Kidney transplant recipients are at risk for infections due to carbapenem-resistant Enterobacteriaceae (CRE). Polymyxin-resistant CRE (PR-CRE) infections are especially difficult to treat. The aim of this study was to characterize PR-CRE infections among kidney transplant recipients and identify risk factors for treatment failure. This retrospective cohort study involved all kidney transplant recipients with PR-CRE infection between 2013 and 2017 at our center. Minimal inhibitory concentrations for polymyxin B were determined by broth microdilution. Carbapenem-resistant genes (blaKPC, blaNDM, and blaOXA-48), aminoglycoside-resistance genes, and polymyxin-resistant gene mcr-1 were identified by polymerase chain reaction. All but one of the 47PR-CRE infections identified were due to Klebsiella pneumoniae. The most common type of infection (in 54.3%) was urinary tract infection (UTI). Monotherapy was used in 10 cases. Combined treatment regimens included double-carbapenem therapy in 19 cases, oral fosfomycin in 19, and amikacin in 13. Treatment failure occurred in 21 cases (45.7%). Clinical success was achieved 78.9% of patients who used aminoglycosides versus 37.0% of those who not used this drug (p = 0.007).
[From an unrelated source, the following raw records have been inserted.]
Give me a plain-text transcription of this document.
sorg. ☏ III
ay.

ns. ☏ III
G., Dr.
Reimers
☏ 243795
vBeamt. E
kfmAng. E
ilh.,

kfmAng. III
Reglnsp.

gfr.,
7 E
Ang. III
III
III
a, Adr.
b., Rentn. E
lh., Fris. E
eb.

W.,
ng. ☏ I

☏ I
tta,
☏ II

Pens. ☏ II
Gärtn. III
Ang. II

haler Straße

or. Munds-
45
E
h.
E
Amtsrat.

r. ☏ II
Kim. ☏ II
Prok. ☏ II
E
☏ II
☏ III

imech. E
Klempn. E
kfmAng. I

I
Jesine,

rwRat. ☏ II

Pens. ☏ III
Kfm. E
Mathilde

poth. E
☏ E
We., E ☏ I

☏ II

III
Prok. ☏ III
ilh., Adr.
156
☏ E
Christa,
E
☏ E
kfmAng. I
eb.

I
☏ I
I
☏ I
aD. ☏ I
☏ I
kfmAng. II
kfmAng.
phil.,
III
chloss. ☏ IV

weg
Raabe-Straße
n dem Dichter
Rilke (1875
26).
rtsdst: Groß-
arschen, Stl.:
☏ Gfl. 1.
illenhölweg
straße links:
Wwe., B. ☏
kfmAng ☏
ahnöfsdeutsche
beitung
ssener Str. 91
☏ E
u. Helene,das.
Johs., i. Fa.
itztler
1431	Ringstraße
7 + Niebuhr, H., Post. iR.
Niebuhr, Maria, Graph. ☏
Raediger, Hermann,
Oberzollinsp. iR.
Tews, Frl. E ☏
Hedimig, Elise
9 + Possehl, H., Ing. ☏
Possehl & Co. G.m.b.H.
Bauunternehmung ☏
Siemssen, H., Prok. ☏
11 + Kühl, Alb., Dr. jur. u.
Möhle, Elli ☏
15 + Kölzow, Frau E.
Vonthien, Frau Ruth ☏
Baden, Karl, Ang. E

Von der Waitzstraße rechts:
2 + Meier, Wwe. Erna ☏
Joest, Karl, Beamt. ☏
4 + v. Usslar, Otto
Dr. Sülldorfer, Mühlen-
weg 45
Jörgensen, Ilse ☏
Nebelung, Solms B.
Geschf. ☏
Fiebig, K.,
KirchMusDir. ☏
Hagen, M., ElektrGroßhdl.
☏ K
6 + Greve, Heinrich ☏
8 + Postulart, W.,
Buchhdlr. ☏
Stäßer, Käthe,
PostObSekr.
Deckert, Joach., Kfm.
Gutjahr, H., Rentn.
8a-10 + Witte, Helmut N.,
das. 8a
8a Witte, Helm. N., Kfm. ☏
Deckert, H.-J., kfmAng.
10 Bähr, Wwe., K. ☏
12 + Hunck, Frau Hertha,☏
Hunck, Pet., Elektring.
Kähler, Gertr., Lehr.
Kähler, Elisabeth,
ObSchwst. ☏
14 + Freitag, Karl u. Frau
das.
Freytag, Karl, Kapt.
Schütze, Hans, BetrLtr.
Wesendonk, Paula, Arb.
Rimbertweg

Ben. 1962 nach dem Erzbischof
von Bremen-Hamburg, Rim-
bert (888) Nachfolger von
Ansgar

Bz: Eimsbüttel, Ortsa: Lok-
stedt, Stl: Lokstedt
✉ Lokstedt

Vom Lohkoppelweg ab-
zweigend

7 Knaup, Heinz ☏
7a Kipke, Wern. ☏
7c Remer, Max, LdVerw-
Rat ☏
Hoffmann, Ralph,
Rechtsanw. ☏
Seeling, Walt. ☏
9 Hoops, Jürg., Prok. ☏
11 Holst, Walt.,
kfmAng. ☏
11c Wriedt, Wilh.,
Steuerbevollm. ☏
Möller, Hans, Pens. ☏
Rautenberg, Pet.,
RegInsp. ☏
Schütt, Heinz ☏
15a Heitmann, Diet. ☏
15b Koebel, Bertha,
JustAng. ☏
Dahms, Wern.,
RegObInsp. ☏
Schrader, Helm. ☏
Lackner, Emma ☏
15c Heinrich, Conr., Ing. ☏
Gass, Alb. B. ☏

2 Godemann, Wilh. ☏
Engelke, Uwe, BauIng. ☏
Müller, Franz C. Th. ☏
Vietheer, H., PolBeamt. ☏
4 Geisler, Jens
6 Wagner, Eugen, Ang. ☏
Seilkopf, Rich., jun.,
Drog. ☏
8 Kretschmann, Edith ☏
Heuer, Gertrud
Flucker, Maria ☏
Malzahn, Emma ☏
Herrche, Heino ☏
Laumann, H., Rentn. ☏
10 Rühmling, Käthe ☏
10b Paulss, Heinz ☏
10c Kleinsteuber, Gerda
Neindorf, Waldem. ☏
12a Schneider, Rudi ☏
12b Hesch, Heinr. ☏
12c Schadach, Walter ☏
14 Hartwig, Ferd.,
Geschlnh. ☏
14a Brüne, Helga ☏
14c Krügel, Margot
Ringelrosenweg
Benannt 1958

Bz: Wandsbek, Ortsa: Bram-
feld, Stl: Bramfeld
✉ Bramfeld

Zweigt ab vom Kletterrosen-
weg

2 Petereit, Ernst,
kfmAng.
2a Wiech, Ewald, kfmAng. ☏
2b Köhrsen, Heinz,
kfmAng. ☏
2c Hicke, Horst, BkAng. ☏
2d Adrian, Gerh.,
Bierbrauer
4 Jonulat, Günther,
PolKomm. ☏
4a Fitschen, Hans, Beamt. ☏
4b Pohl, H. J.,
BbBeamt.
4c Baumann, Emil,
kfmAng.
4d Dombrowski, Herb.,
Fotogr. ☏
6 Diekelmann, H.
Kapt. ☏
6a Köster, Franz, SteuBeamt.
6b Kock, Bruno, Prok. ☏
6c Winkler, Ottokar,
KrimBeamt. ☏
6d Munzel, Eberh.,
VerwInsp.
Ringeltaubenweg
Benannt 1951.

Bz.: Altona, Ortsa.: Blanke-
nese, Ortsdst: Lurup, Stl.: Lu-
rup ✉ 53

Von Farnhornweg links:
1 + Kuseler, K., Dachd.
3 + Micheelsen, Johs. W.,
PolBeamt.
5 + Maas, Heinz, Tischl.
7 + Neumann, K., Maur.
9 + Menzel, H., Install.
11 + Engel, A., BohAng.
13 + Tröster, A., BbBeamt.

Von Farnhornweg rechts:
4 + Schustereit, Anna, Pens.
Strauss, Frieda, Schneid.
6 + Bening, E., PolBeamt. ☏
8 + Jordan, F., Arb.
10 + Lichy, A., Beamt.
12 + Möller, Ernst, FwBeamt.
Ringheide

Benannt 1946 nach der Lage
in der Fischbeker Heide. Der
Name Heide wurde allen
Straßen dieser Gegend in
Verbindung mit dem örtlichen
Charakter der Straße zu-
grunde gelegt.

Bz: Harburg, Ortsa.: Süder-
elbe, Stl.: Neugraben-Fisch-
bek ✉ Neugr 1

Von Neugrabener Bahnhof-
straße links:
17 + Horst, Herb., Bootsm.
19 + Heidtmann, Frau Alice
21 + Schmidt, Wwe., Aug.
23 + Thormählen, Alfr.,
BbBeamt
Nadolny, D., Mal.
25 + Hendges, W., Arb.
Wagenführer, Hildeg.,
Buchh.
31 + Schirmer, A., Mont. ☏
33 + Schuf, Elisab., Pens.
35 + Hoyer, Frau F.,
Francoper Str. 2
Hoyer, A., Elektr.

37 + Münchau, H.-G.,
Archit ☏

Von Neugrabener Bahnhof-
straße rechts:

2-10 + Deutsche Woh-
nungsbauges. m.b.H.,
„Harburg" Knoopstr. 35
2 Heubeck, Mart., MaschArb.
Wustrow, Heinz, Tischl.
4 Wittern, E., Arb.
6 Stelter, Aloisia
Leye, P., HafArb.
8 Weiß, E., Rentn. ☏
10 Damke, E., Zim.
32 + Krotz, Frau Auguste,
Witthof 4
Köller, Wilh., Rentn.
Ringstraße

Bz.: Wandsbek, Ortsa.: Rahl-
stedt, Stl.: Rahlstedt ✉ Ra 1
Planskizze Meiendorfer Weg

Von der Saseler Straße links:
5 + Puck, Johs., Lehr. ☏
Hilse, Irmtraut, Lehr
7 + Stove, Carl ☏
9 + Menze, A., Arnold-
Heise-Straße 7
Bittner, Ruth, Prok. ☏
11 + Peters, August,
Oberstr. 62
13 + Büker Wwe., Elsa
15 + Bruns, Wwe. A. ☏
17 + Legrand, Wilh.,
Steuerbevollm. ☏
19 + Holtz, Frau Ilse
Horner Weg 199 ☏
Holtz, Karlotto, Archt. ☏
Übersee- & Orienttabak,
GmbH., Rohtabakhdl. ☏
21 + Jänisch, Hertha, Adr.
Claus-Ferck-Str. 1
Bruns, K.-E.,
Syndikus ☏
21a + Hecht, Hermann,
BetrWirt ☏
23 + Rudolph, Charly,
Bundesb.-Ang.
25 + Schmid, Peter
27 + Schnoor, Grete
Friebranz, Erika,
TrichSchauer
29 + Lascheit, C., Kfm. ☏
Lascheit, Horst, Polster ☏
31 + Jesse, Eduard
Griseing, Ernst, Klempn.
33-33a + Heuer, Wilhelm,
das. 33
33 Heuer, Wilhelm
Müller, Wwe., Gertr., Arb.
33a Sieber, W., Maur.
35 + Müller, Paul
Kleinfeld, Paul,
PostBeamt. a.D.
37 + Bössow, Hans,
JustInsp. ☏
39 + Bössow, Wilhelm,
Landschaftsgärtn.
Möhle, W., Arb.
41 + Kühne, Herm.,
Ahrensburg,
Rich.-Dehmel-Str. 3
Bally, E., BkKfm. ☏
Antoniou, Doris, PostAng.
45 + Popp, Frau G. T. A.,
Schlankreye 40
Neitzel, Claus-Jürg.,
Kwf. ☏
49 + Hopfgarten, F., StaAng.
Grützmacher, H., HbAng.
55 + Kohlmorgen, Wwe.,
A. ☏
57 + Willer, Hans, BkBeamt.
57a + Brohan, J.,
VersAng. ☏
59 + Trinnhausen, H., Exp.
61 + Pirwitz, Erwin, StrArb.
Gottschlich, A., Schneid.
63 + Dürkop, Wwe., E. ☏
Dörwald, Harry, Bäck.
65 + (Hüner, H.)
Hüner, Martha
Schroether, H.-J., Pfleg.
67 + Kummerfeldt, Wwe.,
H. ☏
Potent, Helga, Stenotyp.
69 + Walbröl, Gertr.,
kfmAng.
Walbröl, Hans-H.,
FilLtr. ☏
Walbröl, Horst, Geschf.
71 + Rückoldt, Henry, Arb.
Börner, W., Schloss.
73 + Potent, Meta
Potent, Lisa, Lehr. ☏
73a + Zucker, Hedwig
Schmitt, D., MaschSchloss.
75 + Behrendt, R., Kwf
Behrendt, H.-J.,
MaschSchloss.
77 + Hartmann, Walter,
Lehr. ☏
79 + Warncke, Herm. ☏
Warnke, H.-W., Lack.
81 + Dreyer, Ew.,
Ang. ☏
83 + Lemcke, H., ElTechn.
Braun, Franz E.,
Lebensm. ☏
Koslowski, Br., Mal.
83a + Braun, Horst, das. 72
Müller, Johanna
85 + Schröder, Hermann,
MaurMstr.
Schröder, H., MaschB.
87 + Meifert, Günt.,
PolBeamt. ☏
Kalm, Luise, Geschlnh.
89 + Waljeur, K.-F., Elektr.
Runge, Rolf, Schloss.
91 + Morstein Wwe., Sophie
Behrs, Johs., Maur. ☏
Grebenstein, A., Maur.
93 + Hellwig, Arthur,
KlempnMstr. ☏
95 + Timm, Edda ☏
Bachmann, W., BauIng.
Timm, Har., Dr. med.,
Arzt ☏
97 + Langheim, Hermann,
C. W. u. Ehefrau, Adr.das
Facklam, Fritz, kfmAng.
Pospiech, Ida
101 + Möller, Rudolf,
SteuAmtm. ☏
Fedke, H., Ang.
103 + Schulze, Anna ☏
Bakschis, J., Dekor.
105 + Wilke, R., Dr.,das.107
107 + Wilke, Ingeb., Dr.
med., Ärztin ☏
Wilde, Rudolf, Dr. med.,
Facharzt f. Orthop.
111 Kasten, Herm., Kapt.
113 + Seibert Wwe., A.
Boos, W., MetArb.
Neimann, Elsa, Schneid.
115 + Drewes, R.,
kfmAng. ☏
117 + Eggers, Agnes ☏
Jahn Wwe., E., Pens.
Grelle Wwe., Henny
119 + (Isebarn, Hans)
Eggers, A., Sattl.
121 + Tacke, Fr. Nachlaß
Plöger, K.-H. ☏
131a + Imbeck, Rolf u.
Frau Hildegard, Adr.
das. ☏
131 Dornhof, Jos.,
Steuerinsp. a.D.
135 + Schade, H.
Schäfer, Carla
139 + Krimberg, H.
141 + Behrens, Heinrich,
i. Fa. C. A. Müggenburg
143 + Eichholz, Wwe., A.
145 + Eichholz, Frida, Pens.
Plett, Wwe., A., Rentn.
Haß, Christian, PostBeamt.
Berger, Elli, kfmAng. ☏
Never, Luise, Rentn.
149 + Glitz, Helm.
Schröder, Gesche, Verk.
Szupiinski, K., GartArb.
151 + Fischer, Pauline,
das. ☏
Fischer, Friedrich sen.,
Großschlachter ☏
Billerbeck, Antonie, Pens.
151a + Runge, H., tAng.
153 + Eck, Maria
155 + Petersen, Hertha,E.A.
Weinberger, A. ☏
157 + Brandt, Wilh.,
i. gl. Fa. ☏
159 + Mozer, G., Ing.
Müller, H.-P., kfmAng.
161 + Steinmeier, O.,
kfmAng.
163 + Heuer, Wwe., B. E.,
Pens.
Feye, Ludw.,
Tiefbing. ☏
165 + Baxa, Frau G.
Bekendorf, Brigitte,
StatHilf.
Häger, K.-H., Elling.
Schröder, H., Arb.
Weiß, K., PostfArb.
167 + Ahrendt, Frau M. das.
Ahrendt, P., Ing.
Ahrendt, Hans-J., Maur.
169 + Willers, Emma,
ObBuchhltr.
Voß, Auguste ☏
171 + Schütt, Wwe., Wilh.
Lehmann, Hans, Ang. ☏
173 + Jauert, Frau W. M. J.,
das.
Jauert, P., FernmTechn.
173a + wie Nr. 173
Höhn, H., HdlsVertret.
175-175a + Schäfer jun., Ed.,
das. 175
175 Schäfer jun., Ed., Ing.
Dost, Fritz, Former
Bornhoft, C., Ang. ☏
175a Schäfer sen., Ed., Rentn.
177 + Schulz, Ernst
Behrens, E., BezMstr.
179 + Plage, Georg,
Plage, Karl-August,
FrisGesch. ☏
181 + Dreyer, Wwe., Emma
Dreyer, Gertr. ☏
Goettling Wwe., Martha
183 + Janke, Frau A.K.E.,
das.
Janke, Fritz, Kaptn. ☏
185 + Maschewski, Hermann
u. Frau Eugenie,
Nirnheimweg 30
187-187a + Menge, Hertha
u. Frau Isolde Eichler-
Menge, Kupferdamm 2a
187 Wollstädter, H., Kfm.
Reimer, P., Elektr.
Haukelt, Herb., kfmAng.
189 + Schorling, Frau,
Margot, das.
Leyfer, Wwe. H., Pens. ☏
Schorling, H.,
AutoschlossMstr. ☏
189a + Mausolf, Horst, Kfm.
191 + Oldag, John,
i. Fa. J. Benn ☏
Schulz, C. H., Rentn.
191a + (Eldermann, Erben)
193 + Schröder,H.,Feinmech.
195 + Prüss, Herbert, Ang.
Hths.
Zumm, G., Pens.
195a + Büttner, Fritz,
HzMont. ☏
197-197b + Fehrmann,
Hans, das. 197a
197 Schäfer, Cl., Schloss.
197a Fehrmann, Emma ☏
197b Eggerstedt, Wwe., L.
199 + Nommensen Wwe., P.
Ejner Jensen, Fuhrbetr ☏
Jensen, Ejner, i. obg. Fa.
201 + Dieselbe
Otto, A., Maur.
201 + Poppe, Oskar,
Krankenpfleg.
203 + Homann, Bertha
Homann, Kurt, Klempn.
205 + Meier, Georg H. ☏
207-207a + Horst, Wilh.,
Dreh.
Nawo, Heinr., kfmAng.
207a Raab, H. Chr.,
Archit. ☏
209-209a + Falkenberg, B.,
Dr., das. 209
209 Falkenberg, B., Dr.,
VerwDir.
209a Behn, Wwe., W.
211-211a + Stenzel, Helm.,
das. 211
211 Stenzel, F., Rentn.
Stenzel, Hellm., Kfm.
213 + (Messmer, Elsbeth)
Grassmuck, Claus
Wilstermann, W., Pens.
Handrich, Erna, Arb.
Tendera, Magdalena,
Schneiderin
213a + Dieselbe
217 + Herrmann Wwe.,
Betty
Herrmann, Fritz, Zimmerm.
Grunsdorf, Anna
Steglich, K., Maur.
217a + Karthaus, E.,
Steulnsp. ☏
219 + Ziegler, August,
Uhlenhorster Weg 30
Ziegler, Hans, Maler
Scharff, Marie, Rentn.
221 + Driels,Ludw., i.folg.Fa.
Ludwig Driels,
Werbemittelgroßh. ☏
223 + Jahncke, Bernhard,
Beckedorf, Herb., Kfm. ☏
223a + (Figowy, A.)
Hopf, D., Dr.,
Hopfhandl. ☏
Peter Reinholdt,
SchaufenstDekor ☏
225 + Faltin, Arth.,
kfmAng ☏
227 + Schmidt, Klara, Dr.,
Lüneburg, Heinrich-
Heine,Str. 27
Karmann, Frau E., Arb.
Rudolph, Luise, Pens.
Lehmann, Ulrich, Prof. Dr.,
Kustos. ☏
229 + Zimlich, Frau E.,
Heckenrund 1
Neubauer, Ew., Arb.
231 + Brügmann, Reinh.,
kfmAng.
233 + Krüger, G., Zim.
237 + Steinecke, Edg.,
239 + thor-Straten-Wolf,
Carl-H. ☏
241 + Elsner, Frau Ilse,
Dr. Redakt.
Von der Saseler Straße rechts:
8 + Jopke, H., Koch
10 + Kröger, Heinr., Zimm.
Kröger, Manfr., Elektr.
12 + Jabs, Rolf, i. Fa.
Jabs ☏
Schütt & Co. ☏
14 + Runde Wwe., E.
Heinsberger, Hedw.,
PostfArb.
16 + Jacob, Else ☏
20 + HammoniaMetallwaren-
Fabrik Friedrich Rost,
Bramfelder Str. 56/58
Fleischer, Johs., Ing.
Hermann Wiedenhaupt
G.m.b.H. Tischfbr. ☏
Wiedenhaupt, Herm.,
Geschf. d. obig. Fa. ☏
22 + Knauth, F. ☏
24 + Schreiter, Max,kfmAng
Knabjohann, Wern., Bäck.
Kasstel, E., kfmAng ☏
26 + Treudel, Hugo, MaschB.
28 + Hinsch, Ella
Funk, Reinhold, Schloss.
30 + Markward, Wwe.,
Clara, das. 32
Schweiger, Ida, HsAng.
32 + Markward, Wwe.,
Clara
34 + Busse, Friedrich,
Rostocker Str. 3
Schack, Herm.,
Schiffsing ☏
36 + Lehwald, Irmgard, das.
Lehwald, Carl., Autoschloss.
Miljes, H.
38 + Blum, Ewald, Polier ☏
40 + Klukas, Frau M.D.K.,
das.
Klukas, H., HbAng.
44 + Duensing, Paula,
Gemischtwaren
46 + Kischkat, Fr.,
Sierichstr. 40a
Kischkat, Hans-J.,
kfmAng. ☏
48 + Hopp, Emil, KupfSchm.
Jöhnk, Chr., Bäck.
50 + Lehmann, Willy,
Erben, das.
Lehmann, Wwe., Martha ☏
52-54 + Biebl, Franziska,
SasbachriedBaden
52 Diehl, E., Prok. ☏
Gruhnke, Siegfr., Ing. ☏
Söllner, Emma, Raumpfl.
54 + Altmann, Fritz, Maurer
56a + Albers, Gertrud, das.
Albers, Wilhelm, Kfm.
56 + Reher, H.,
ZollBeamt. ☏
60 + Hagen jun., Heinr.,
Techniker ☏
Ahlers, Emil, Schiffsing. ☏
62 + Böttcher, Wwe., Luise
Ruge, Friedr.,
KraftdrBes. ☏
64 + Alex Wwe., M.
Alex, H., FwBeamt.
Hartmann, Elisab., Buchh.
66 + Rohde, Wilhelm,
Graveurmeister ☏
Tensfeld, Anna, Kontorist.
Multivariate analysis showed diabetes mellitus to be a risk factor for treatment failure; amikacin use and UTI were found to be protective. Nine strains were RmtB producers. Although aminoglycosides constitute an important therapeutic option for PR-CRE infection, the emergence of aminoglycoside resistance could have a major impact on the management of CRE infection.